How Far Are You From Your Vision
Once you’re clear on the things that are important to you, do an informal assessment of your current life. Are those identified traits/values part of your family life? What types of activities does your family do that reinforces those values? How much time do you dedicate to those related activities? Are they at the level you anticipated or would hope for?
Ok, so, if your family life isn’t stacking up to your vision…fight the urge to get too down on yourself! Let’s focus on the future and not the past. This is the time to make changes. Identify a few things to work on, no more than 2 or 3.
For example, if you desire that your family have special memories of having fun together, are there simple changes you can make this week or this month to create more opportunities for fun. Like having a family game night or setting up the space to do a family puzzle as time permits. Maybe on Fridays, you make pizza together. When I start thinking about it, to make room for these things I value is not necessarily an entire overhaul of how our family works, but tweaks. In essence, it is double-clicking and zooming in closer to elements that are already in our lives to some degree.
Next, Identify any Barriers
Are there behaviors that need change? For example, if you desire a peaceful home, do you find yourself raising your voice too much? (truth: I know I do.) Maybe you find your kids are too over stimulated. Maybe it’s time to cut back on TV or ahem sugars to help them calm down. Or maybe they need a better way to get excess energy out like engaging in some sort of physical activity.
Write down the most significant barriers that come to mind and the action you’ll begin to take to remove them. Notice, I did not say “ALL”…I did not say to write down ALL barriers. The goal here is to make actionable steps and to avoid overwhelm!
Feeling overwhelmed is easy for many moms. Often we’re hard on ourselves. But did you know that you have a HUGE purpose!!! Being the mom to your kids is not by chance. I believe you were matched specifically with your kids and they need what only you can give them. (I could go on a huge bunny trail with this point, but for brevity, I won’t in this post) Bottom line, your kids need you. Within, you have the skills to do this very important job. Sure, maybe you have some areas for improvement and something to learn but it’s not too much and you are enough!

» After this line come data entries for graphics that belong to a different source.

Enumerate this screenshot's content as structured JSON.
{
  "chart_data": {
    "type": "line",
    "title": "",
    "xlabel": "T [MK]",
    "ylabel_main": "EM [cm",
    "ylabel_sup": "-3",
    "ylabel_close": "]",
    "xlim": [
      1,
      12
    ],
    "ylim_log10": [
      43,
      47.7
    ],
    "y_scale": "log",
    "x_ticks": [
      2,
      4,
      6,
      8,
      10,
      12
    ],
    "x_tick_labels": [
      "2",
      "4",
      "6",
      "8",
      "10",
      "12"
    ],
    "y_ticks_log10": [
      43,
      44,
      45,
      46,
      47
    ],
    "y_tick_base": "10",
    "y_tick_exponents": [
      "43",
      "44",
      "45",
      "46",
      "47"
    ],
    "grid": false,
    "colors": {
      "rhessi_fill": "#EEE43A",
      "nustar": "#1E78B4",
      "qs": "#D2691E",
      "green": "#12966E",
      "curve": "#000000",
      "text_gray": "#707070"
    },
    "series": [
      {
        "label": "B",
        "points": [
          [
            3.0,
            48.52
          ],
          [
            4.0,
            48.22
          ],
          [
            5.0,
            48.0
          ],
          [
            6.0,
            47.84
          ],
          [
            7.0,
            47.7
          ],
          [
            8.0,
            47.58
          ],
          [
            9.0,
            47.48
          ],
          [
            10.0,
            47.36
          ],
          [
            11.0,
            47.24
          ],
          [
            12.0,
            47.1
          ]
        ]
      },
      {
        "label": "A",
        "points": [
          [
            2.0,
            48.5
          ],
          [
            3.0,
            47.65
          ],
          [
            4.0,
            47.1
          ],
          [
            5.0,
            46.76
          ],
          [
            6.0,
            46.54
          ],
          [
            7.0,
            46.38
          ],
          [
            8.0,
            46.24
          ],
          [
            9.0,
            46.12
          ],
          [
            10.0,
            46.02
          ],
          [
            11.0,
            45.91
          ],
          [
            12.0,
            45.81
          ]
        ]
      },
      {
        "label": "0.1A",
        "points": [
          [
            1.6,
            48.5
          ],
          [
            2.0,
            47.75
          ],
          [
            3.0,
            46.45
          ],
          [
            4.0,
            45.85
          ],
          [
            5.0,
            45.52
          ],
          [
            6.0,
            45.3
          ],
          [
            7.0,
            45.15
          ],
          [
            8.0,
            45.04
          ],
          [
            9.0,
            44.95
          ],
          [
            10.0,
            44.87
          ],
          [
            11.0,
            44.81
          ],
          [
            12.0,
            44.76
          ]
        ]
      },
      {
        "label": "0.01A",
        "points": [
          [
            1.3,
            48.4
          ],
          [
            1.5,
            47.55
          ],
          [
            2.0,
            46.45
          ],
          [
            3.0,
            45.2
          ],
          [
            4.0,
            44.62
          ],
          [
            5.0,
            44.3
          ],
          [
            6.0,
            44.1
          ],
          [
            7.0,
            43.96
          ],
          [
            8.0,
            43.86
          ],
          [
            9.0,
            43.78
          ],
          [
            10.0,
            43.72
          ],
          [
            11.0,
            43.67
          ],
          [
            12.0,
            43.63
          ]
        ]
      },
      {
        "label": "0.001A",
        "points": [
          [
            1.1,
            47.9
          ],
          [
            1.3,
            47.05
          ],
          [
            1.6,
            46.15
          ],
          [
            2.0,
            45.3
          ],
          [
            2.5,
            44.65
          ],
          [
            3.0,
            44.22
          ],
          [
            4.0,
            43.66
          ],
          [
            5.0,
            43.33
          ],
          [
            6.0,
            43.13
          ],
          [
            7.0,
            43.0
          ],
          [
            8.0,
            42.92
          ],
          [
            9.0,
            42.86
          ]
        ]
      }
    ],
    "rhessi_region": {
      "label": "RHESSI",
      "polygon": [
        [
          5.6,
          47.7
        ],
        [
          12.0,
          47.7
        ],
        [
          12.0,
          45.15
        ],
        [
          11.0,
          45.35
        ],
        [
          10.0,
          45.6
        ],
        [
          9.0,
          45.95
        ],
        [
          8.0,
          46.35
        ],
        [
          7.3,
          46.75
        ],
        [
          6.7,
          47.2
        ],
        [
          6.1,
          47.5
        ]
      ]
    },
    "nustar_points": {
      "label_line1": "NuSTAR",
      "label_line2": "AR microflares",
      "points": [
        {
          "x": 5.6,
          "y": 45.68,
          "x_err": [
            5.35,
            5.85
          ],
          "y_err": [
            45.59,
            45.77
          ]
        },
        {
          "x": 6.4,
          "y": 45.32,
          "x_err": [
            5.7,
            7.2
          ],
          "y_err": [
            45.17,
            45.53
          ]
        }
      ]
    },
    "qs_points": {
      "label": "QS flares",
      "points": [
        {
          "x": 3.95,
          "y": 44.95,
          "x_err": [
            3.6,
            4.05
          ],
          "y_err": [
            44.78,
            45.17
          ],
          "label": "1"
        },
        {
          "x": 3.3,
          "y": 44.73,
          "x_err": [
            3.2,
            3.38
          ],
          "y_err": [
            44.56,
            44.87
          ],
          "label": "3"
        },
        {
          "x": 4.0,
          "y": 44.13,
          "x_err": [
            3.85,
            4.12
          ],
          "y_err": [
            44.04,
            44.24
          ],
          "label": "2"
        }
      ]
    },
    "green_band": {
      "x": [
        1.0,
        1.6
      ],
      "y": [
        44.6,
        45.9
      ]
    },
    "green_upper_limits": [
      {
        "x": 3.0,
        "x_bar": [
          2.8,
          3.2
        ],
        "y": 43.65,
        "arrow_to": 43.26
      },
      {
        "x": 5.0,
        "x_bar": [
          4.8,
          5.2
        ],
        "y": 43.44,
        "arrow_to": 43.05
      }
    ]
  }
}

No matter your kid’s age you don’t have to settle with the behaviors you don’t like in you or in your family. As long as you’re living there’s still time for change. Commit to taking it one day at a time and focusing only on one or two goals of behavior change. Commit to acknowledging your strengths and patting yourself on the back.
Don’t go it alone
Mama, we need each other! It can be very lonely when you feel like you’re the worst mom ever, that your temper had the best of you, or when you’re faced with a situation that you just don’t know how to handle. These are the times we need other mamas the most. Yeah, it takes a little vulnerability and sharing which may not always feel comfortable. But this is too important! It’s time to step out of your comfort zone and connect with those around you. Maybe you need some ideas on how to find your tribe, a group of moms that are in the trenches with you. If so check out this post.

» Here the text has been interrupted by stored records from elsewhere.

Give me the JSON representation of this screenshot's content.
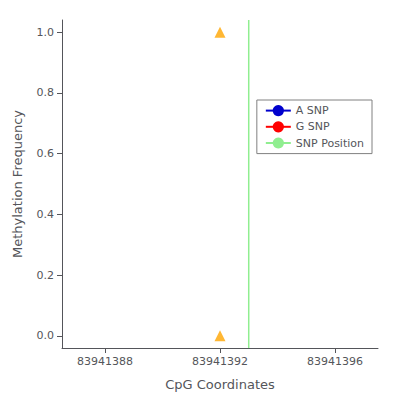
{
  "chart_data": {
    "type": "scatter",
    "xlabel": "CpG Coordinates",
    "ylabel": "Methylation Frequency",
    "xlim": [
      83941386.5,
      83941397.5
    ],
    "ylim": [
      -0.04,
      1.04
    ],
    "xticks": [
      83941388,
      83941392,
      83941396
    ],
    "yticks": [
      {
        "value": 0.0,
        "label": "0.0"
      },
      0.2,
      0.4,
      0.6,
      0.8,
      {
        "value": 1.0,
        "label": "1.0"
      }
    ],
    "grid": false,
    "legend": "upper right",
    "series": [
      {
        "type": "scatter",
        "color": "#FFA500",
        "marker": "triangle",
        "x": [
          83941392,
          83941392
        ],
        "values": [
          1.0,
          0.0
        ]
      },
      {
        "name": "A SNP",
        "type": "line",
        "color": "#0000CD",
        "values": []
      },
      {
        "name": "G SNP",
        "type": "line",
        "color": "#FF0000",
        "values": []
      },
      {
        "name": "SNP Position",
        "type": "vline",
        "color": "#90EE90",
        "x": 83941393
      }
    ]
  }
}
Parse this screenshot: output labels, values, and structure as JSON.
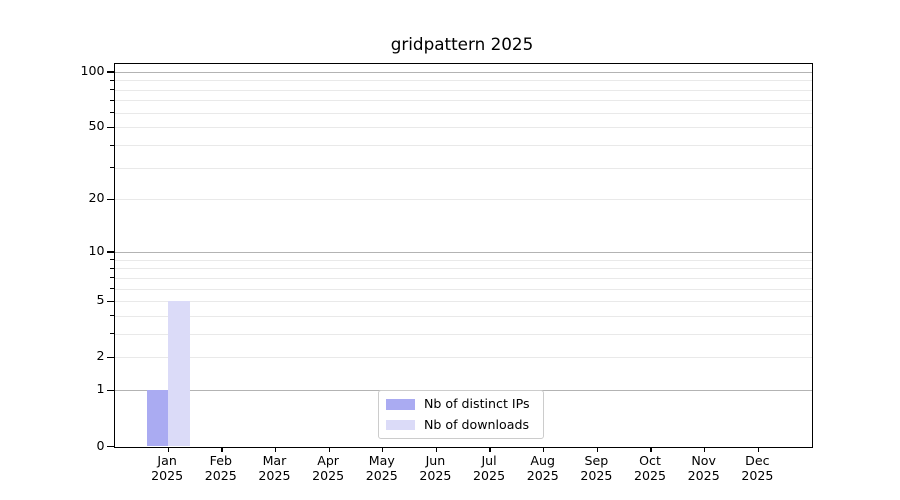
{
  "title": "gridpattern 2025",
  "chart_data": {
    "type": "bar",
    "title": "gridpattern 2025",
    "x_months": [
      "Jan",
      "Feb",
      "Mar",
      "Apr",
      "May",
      "Jun",
      "Jul",
      "Aug",
      "Sep",
      "Oct",
      "Nov",
      "Dec"
    ],
    "x_year": "2025",
    "series": [
      {
        "name": "Nb of distinct IPs",
        "color": "#aaabf2",
        "values": [
          1,
          0,
          0,
          0,
          0,
          0,
          0,
          0,
          0,
          0,
          0,
          0
        ]
      },
      {
        "name": "Nb of downloads",
        "color": "#dbdbf8",
        "values": [
          5,
          0,
          0,
          0,
          0,
          0,
          0,
          0,
          0,
          0,
          0,
          0
        ]
      }
    ],
    "yscale": "log1p",
    "ylim": [
      0,
      111
    ],
    "y_tick_labels": [
      0,
      1,
      2,
      5,
      10,
      20,
      50,
      100
    ],
    "major_gridlines": [
      1,
      10,
      100
    ],
    "minor_gridlines": [
      2,
      3,
      4,
      5,
      6,
      7,
      8,
      9,
      20,
      30,
      40,
      50,
      60,
      70,
      80,
      90
    ],
    "grid": true,
    "legend": {
      "position": "lower center",
      "items": [
        "Nb of distinct IPs",
        "Nb of downloads"
      ]
    },
    "colors": {
      "axis": "#000000",
      "major_grid": "#b3b3b3",
      "minor_grid": "#e9e9e9",
      "text": "#000000",
      "legend_border": "#cccccc",
      "background": "#ffffff"
    }
  }
}
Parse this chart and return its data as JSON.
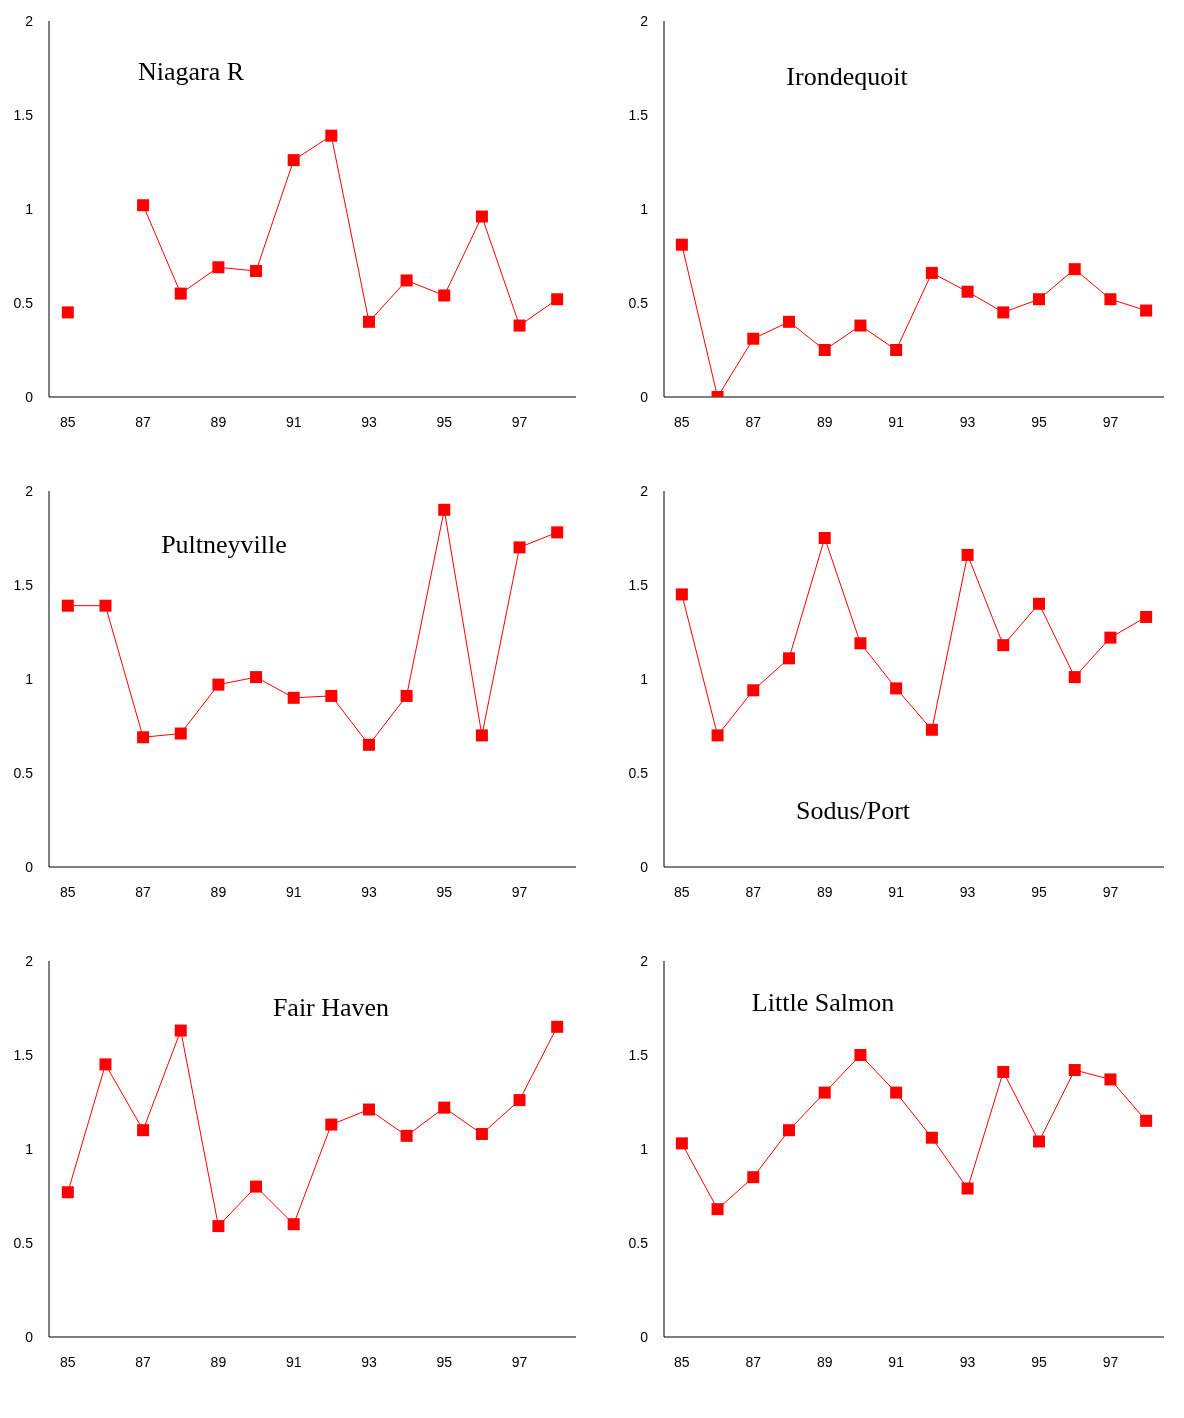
{
  "chart_data": [
    {
      "type": "line",
      "title": "Niagara R",
      "x": [
        85,
        86,
        87,
        88,
        89,
        90,
        91,
        92,
        93,
        94,
        95,
        96,
        97,
        98
      ],
      "xlim": [
        84.5,
        98.5
      ],
      "xticks": [
        85,
        87,
        89,
        91,
        93,
        95,
        97
      ],
      "ylim": [
        0,
        2
      ],
      "yticks": [
        0,
        0.5,
        1,
        1.5,
        2
      ],
      "marker": "square",
      "line_style": "solid",
      "series": [
        {
          "color": "#ff0000",
          "values": [
            0.45,
            null,
            1.02,
            0.55,
            0.69,
            0.67,
            1.26,
            1.39,
            0.4,
            0.62,
            0.54,
            0.96,
            0.38,
            0.52
          ]
        }
      ]
    },
    {
      "type": "line",
      "title": "Irondequoit",
      "x": [
        85,
        86,
        87,
        88,
        89,
        90,
        91,
        92,
        93,
        94,
        95,
        96,
        97,
        98
      ],
      "xlim": [
        84.5,
        98.5
      ],
      "xticks": [
        85,
        87,
        89,
        91,
        93,
        95,
        97
      ],
      "ylim": [
        0,
        2
      ],
      "yticks": [
        0,
        0.5,
        1,
        1.5,
        2
      ],
      "marker": "square",
      "line_style": "solid",
      "series": [
        {
          "color": "#ff0000",
          "values": [
            0.81,
            0,
            0.31,
            0.4,
            0.25,
            0.38,
            0.25,
            0.66,
            0.56,
            0.45,
            0.52,
            0.68,
            0.52,
            0.46
          ]
        }
      ]
    },
    {
      "type": "line",
      "title": "Pultneyville",
      "x": [
        85,
        86,
        87,
        88,
        89,
        90,
        91,
        92,
        93,
        94,
        95,
        96,
        97,
        98
      ],
      "xlim": [
        84.5,
        98.5
      ],
      "xticks": [
        85,
        87,
        89,
        91,
        93,
        95,
        97
      ],
      "ylim": [
        0,
        2
      ],
      "yticks": [
        0,
        0.5,
        1,
        1.5,
        2
      ],
      "marker": "square",
      "line_style": "solid",
      "series": [
        {
          "color": "#ff0000",
          "values": [
            1.39,
            1.39,
            0.69,
            0.71,
            0.97,
            1.01,
            0.9,
            0.91,
            0.65,
            0.91,
            1.9,
            0.7,
            1.7,
            1.78
          ]
        }
      ]
    },
    {
      "type": "line",
      "title": "Sodus/Port",
      "x": [
        85,
        86,
        87,
        88,
        89,
        90,
        91,
        92,
        93,
        94,
        95,
        96,
        97,
        98
      ],
      "xlim": [
        84.5,
        98.5
      ],
      "xticks": [
        85,
        87,
        89,
        91,
        93,
        95,
        97
      ],
      "ylim": [
        0,
        2
      ],
      "yticks": [
        0,
        0.5,
        1,
        1.5,
        2
      ],
      "marker": "square",
      "line_style": "solid",
      "series": [
        {
          "color": "#ff0000",
          "values": [
            1.45,
            0.7,
            0.94,
            1.11,
            1.75,
            1.19,
            0.95,
            0.73,
            1.66,
            1.18,
            1.4,
            1.01,
            1.22,
            1.33
          ]
        }
      ]
    },
    {
      "type": "line",
      "title": "Fair Haven",
      "x": [
        85,
        86,
        87,
        88,
        89,
        90,
        91,
        92,
        93,
        94,
        95,
        96,
        97,
        98
      ],
      "xlim": [
        84.5,
        98.5
      ],
      "xticks": [
        85,
        87,
        89,
        91,
        93,
        95,
        97
      ],
      "ylim": [
        0,
        2
      ],
      "yticks": [
        0,
        0.5,
        1,
        1.5,
        2
      ],
      "marker": "square",
      "line_style": "solid",
      "series": [
        {
          "color": "#ff0000",
          "values": [
            0.77,
            1.45,
            1.1,
            1.63,
            0.59,
            0.8,
            0.6,
            1.13,
            1.21,
            1.07,
            1.22,
            1.08,
            1.26,
            1.65
          ]
        }
      ]
    },
    {
      "type": "line",
      "title": "Little Salmon",
      "x": [
        85,
        86,
        87,
        88,
        89,
        90,
        91,
        92,
        93,
        94,
        95,
        96,
        97,
        98
      ],
      "xlim": [
        84.5,
        98.5
      ],
      "xticks": [
        85,
        87,
        89,
        91,
        93,
        95,
        97
      ],
      "ylim": [
        0,
        2
      ],
      "yticks": [
        0,
        0.5,
        1,
        1.5,
        2
      ],
      "marker": "square",
      "line_style": "solid",
      "series": [
        {
          "color": "#ff0000",
          "values": [
            1.03,
            0.68,
            0.85,
            1.1,
            1.3,
            1.5,
            1.3,
            1.06,
            0.79,
            1.41,
            1.04,
            1.42,
            1.37,
            1.15
          ]
        }
      ]
    }
  ]
}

Creating the family we’ve always dreamed of isn’t easy but it is possible. Don’t settle or resign or assume you’re just a bad parent. Remind yourself of you’re calling and your purpose, identify things to change and surround yourself with the tribe of others that are in the same situation. You are too vital and your role is too important to remain stuck in the hamster wheel of Family life. You got this mama, go forward and create the family life you’ve always dreamed of!